There are many wondrous, enigmatic and fascinating attractions on the Big Island of Hawaii, some better known than others, many out of the way and generally off the beaten track. Tour Guide Hawaii has produced an encyclopedic collection of the most up-to-date information, presented as short GPS-cued videos, in an app downloadable to iPhone and iPod Touch that covers the entire Big Island, highlighting the popular and the uncrowded, the famous and the secluded, the adventurous and the relaxing.
Richardson Beach Park and Ocean Center
The almost universal experience of visitors to Hawai’i is that, although it is certainly beautiful, delightful and a unique, special place, no matter what pre-conceptions a traveler may bring about Hawai’i, their experience is a bit different to what they expected.
Richardson Ocean Park, with its towering palms, fresh water pools, delightful surf, secluded and calm tidepools, lawns and general ambiance of tropical paradise, is almost certainly very close to what most visitors expect from Hawai’i—hence it popularity. If you are here on one of the two or three sunny days Hilo will have this year, Richardson Beach Park is perhaps the most lovely, calming and inviting place on the East side of the island.
Views of Mauna Kea at sunrise and sunset from this beach are unparalleled. The snorkeling here along the small black sand beach is the best of the Hilo area and the surf is a busy mix of beginner to intermediate level waves. Hawai’i County Division of Aquatics Ocean Center is located at this park; lots of interesting information is available from these friendly, helpful folks.
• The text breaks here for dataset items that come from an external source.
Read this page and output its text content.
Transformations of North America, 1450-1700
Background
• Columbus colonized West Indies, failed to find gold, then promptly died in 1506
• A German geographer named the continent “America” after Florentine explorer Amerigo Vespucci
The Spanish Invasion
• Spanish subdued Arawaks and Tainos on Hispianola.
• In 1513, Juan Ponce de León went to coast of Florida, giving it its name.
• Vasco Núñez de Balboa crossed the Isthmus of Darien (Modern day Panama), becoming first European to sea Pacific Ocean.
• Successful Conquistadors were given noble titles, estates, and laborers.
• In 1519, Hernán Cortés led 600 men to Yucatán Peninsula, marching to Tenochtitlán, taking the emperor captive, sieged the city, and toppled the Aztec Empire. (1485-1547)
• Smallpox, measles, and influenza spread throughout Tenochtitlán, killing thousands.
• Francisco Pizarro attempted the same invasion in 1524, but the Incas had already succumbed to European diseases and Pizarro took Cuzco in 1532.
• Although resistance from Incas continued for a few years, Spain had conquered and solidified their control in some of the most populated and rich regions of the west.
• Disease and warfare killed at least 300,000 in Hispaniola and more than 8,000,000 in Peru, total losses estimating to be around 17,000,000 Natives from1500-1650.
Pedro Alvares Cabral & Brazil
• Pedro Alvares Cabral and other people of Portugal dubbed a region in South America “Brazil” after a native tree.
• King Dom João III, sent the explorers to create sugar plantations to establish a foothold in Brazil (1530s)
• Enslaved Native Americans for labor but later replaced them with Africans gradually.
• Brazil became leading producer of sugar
The name derives from the owners of the first house built here, by George and Elsa Richardson, whose home is now occupied by the Richardson Ocean Center.
The main, near-shore swimming area is protected by a natural rock ledge, which makes it safe for even children to swim and snorkel here; entry is via the small black-sand beach. Frequented by dolphins and sea turtles and the best diversity of fish on this side of the island, the near-shore water is a little cold when getting in, due to fresh water springs, but soon warms-up a few dozen yards from shore. Experienced snorkelers will want to venture out and south, around the natural rock wall, to a small coral reef teeming with colorful fish.
The currents and surf can occasionally be tricky here, so heads-up, pay attention to what the lifeguard is advising, don’t go in during high surf. Since Leiiwi Beach Park is adjacent, it is suggested that you explore both snorkeling areas on the same visit. Poking about the abundant tidepools will add enjoyment to post-swim explorations.
Restrooms, showers, water, picnic tables and a lifeguard round-out the amenities of this wonderful place. There is also a Hawai’i County Police Department substation here.